Clinton said a robe isn't necessarily a requirement for being nominated to the Supreme Court.
Asked about his advice for President Obama as he selects a nominee to be the next Supreme Court justice, Clinton said he hopes the president will "take a look at somebody who hasn't been a judge."
"The important thing," Clinton said, "is that you think they're smart and they're competent and they understand the lives of ordinary people."
When asked if he or his wife, Secretary of State Hillary Clinton, would be suited for the job, Clinton said at 63, he's too old and, "I'd like to see him put someone in their late 40s, early 50s on the court and someone with a lot of energy for the job."
Hillary Clinton, he said, would have the same advice.
Diversity, he suggested, should also be a consideration.
"My advice to him would be to first of all see what the court is missing," Clinton said. "Does it matter if he puts a Catholic or a Jewish person or someone of another faith on a court? ... There would be no Protestants on the Supreme Court. Does that matter? Does there need to be another woman on the court? Should there be some other group represented?"
On the recent health care reform bill, Clinton said he felt like "Teddy Roosevelt would have felt if he'd still been alive in the 1930s seeing his cousin Franklin being able to sign legislation in areas that he had advocated."
Clinton was thrilled that it passed and that he and Hillary Clinton personally lobbied for passage before the final vote on the bill.
"She and I were ecstatic," he said.
Clinton expects more changes in the bill.
"They'll have to keep working on it and putting more cost drivers in it to take the cost down," he said. "But it's a big, big step. And it's a wonderful thing for the country."

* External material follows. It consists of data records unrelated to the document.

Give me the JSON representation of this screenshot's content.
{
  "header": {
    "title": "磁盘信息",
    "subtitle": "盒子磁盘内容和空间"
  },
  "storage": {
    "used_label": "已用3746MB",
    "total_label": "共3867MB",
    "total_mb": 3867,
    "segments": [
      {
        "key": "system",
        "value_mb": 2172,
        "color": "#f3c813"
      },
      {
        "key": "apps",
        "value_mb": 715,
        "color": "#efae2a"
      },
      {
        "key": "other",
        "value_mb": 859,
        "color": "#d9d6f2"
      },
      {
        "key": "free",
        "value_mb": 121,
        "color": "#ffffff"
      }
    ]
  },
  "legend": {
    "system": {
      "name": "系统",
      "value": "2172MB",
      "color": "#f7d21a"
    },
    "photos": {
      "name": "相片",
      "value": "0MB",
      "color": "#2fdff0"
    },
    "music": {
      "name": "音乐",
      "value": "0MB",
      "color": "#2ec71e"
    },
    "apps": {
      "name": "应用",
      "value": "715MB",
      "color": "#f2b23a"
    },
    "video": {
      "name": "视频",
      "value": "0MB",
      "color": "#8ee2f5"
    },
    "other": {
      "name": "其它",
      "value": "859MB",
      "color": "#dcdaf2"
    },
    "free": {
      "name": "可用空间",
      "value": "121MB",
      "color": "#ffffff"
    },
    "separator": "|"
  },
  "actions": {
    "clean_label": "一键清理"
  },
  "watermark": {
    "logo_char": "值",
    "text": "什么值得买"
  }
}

Clinton said the current political environment reminds him "a little bit" of 1994, a year in which Democrats lost majorities in both houses of Congress in a Republican landslide.
"I think that the dissent is just as intense, if not more intense," he said. "But I think the outcome of the election is likely to be far less dramatic than it was in '94."

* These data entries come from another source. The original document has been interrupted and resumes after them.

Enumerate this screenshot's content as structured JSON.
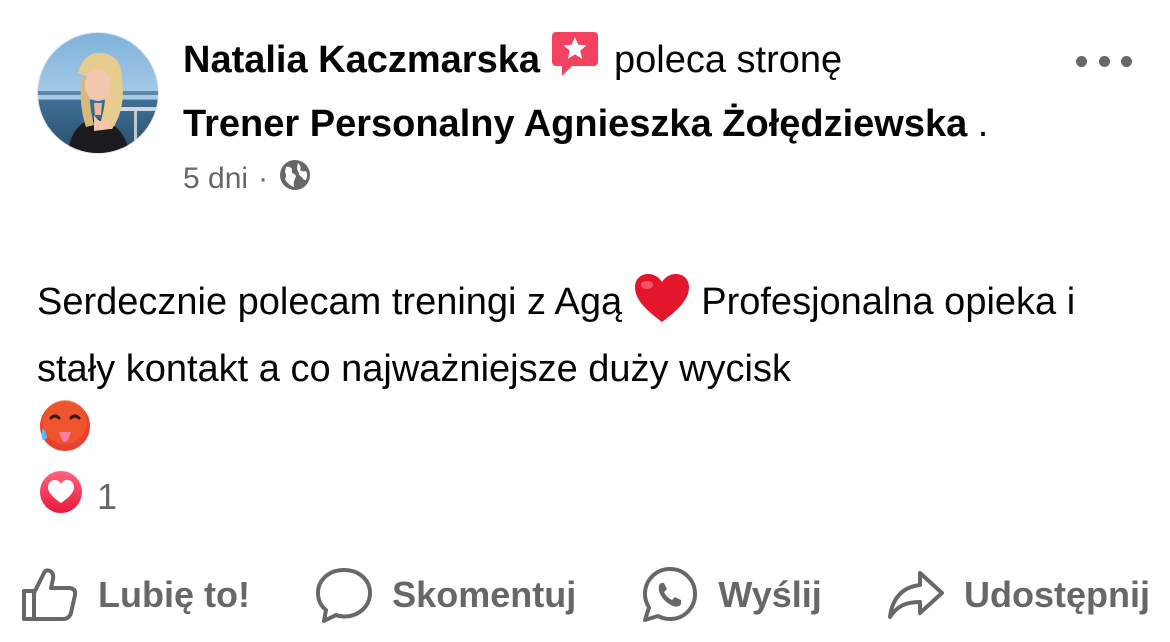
{
  "post": {
    "author": "Natalia Kaczmarska",
    "action_text": "poleca stronę",
    "page_name": "Trener Personalny Agnieszka Żołędziewska",
    "page_suffix": " .",
    "time": "5 dni",
    "time_separator": "·",
    "privacy_icon": "globe-icon",
    "recommend_icon": "recommendation-star-icon",
    "body_part1": "Serdecznie polecam treningi z Agą ",
    "body_part2": " Profesjonalna opieka i stały kontakt a co najważniejsze duży wycisk",
    "body_emoji_1": "red-heart-emoji",
    "body_emoji_2": "hot-face-emoji"
  },
  "reactions": {
    "icon": "love-reaction-icon",
    "count": "1"
  },
  "actions": {
    "like": "Lubię to!",
    "comment": "Skomentuj",
    "send": "Wyślij",
    "share": "Udostępnij"
  },
  "colors": {
    "text": "#050505",
    "secondary": "#65676b",
    "love": "#f33e58",
    "badge": "#f3425f"
  }
}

Clinton expects Republicans to make some gains, but "I don't think they'll win either house."
Back in 1994, congressional Democrats put their jobs on the line to vote for President Clinton's economic package. The recent health care vote, he said, was similar, but the country is different now.
"We are culturally a different country," he said. "We are more diverse. We're more communitarian. That is, we understand we have to solve a lot of these problems together."
Clinton said he was reluctant to offer public advice to President Obama regarding the Middle East peace process, so as not to foreclose his options.
But he added, "We need to do something to deprive both sides of any excuse not to engage in serious negotiations."
If President Obama puts a peace plan on the table, Clinton said he will "strongly support it."
The argument against the administration putting forward a peace plan, Clinton said, is that the current Israeli government "almost certainly would reject it." That, he said, could "make us look weak."